Friday, 5 October 2018

Of Thorn Apples and other things

Just as silly headlines appear in newspapers about False Widow Spiders (several schools in London's East End have been closed recently for fumigation) so it is with the Thorn Apple, Datura stramonium.

  'Poison arrow plant found in English garden' (Independent, 7 August, 2010)

  'Deadly tropical plant grows in Suffolk Garden' (Telegraph, 6 August, 2009)
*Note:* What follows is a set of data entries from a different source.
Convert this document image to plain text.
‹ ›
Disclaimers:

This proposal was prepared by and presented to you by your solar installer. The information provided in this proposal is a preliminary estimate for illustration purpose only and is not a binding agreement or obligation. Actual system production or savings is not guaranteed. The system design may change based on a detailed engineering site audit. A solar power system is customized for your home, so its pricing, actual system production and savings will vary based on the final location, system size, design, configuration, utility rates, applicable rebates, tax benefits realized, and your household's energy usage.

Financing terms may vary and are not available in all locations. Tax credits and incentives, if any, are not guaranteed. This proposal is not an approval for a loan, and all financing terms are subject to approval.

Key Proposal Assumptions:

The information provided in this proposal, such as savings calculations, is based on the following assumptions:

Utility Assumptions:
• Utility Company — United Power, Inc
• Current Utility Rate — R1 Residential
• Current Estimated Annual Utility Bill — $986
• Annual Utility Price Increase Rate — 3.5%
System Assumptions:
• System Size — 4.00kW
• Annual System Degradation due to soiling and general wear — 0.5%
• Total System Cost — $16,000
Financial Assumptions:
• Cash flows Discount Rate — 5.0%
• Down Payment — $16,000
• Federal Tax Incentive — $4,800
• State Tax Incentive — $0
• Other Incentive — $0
  'The deadly household plant that teens are using to get high - and kills hundreds each year' Daily Mail, (apparently encouraging young people to experiment!) 10 May, 2013


I wrote a blog on the subject recently (22 August, 2018) and I am tempted to add a little but, interesting though the plant is, there is only so much that can be said before readers nod off. Suffice it to say that it is still today (5 October, 2018) flourishing in the grounds of Northampton's General Hospital.
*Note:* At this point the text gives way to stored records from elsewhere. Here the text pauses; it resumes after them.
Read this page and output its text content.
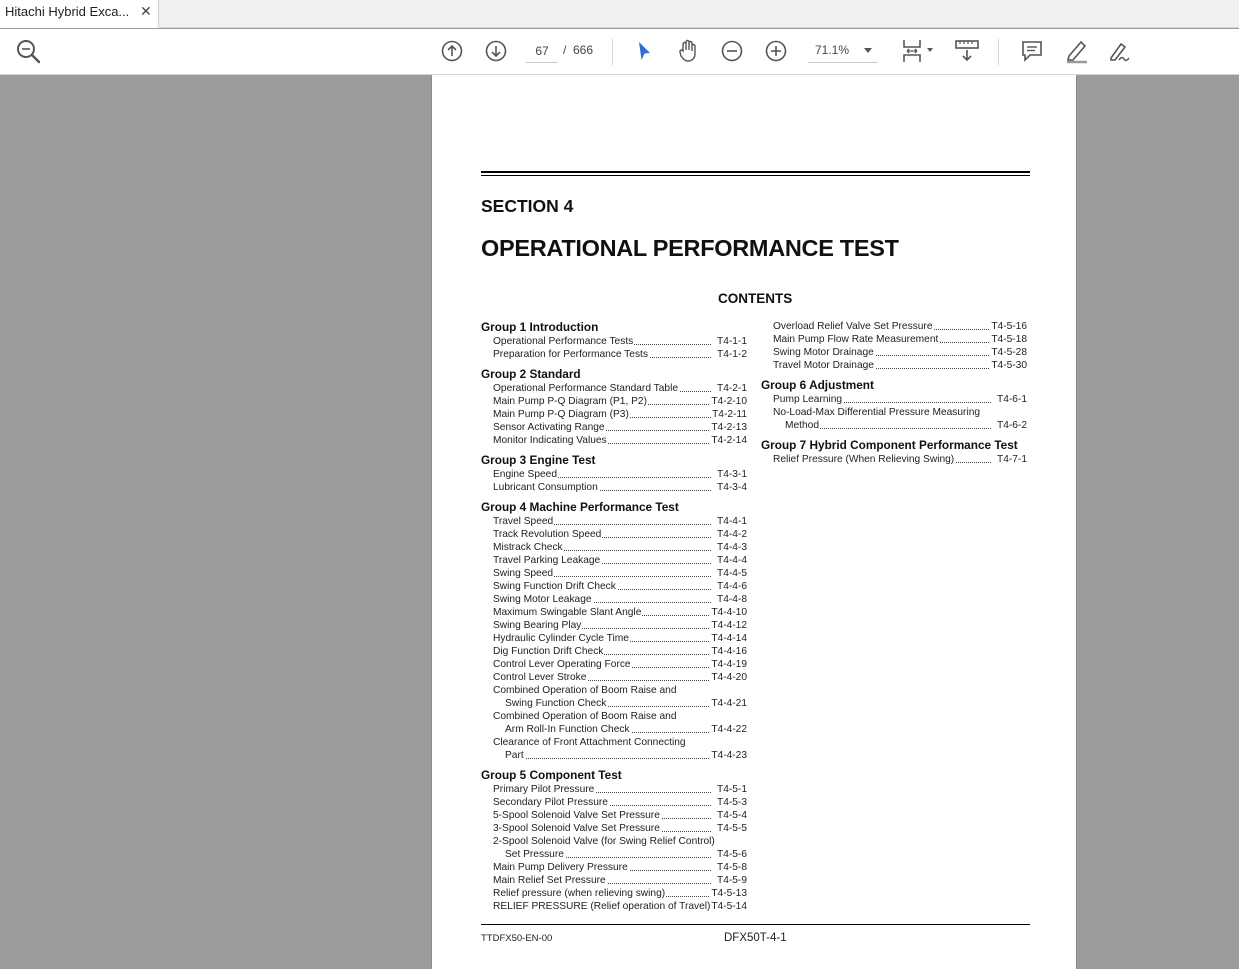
Hitachi Hybrid Exca... ✕
67
/ 666	71.1%
SECTION 4
OPERATIONAL PERFORMANCE TEST
CONTENTS
Group 1 Introduction
Operational Performance Tests	T4-1-1
Preparation for Performance Tests	T4-1-2
Group 2 Standard
Operational Performance Standard Table	T4-2-1
Main Pump P-Q Diagram (P1, P2)	T4-2-10
Main Pump P-Q Diagram (P3)	T4-2-11
Sensor Activating Range	T4-2-13
Monitor Indicating Values	T4-2-14
Group 3 Engine Test
Engine Speed	T4-3-1
Lubricant Consumption	T4-3-4
Group 4 Machine Performance Test
Travel Speed	T4-4-1
Track Revolution Speed	T4-4-2
Mistrack Check	T4-4-3
Travel Parking Leakage	T4-4-4
Swing Speed	T4-4-5
Swing Function Drift Check	T4-4-6
Swing Motor Leakage	T4-4-8
Maximum Swingable Slant Angle	T4-4-10
Swing Bearing Play	T4-4-12
Hydraulic Cylinder Cycle Time	T4-4-14
Dig Function Drift Check	T4-4-16
Control Lever Operating Force	T4-4-19
Control Lever Stroke	T4-4-20
Combined Operation of Boom Raise and
Swing Function Check	T4-4-21
Combined Operation of Boom Raise and
Arm Roll-In Function Check	T4-4-22
Clearance of Front Attachment Connecting
Part	T4-4-23
Group 5 Component Test
Primary Pilot Pressure	T4-5-1
Secondary Pilot Pressure	T4-5-3
5-Spool Solenoid Valve Set Pressure	T4-5-4
3-Spool Solenoid Valve Set Pressure	T4-5-5
2-Spool Solenoid Valve (for Swing Relief Control)
Set Pressure	T4-5-6
Main Pump Delivery Pressure	T4-5-8
Main Relief Set Pressure	T4-5-9
Relief pressure (when relieving swing)	T4-5-13
RELIEF PRESSURE (Relief operation of Travel) T4-5-14
Overload Relief Valve Set Pressure	T4-5-16
Main Pump Flow Rate Measurement	T4-5-18
Swing Motor Drainage	T4-5-28
Travel Motor Drainage	T4-5-30
Group 6 Adjustment
Pump Learning	T4-6-1
No-Load-Max Differential Pressure Measuring
Method	T4-6-2
Group 7 Hybrid Component Performance Test
Relief Pressure (When Relieving Swing)	T4-7-1
TTDFX50-EN-00	DFX50T-4-1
Despite alarmist headlines I suspect no one will be chomping on the plants and, even though they are on the edge of a busy car park, the odds are that no one has noticed them.

Thorn Apple showing the spiky fruit from which the plant gets its
common name. Northampton General Hospital. 5 October, 2018
Oddly enough the were growing cheek by jowl with another extremely poisonous plant, Hemlock, Conium maculatum. This looks vaguely like parsley but I don't think they'll be a part of anyone's fish dish tonight. The third member of the original triumvirate of toxic plants, Deadly Nightshade, has disappeared - or at least, I couldn't find any.

A dastardly duo. On the left, Thorn Apple with, on the left, Hemlock.
Over almost every border in the hospital grounds, sprawls Traveller's Joy, Clematis vitalba. The garden staff seem to have adopted a policy of benign neglect for, although it was surely never planted, it is an attractive species. Its clusters of stamens are arguably more of a feature than the petals (which in fact are really sepals, but who among the public cares?) The flowers will be replaced by feathery fruits, described vividly by Gilbert White: 'The downy seeds of traveller's joy fill the air, & driving before a gale appear like insects on the wing.'

Traveller's Joy, aka Old Man's Beard, with its starburst of stamens.
The day was sunless and, initially, on the cool side so few insects were around. A lone bug, Elasmucha grisea, was on a birch leaf. Known as the Parent Bug as a result of the way it protects its offspring, it is very common but pleasing to see.

The Parent Bug wears sombre colours. Very sensible too.
Northampton General Hospital. 5 October, 2018
Although Chris was visiting the hospital today her treatment is complete and hopefully it will be a long time before we need to return.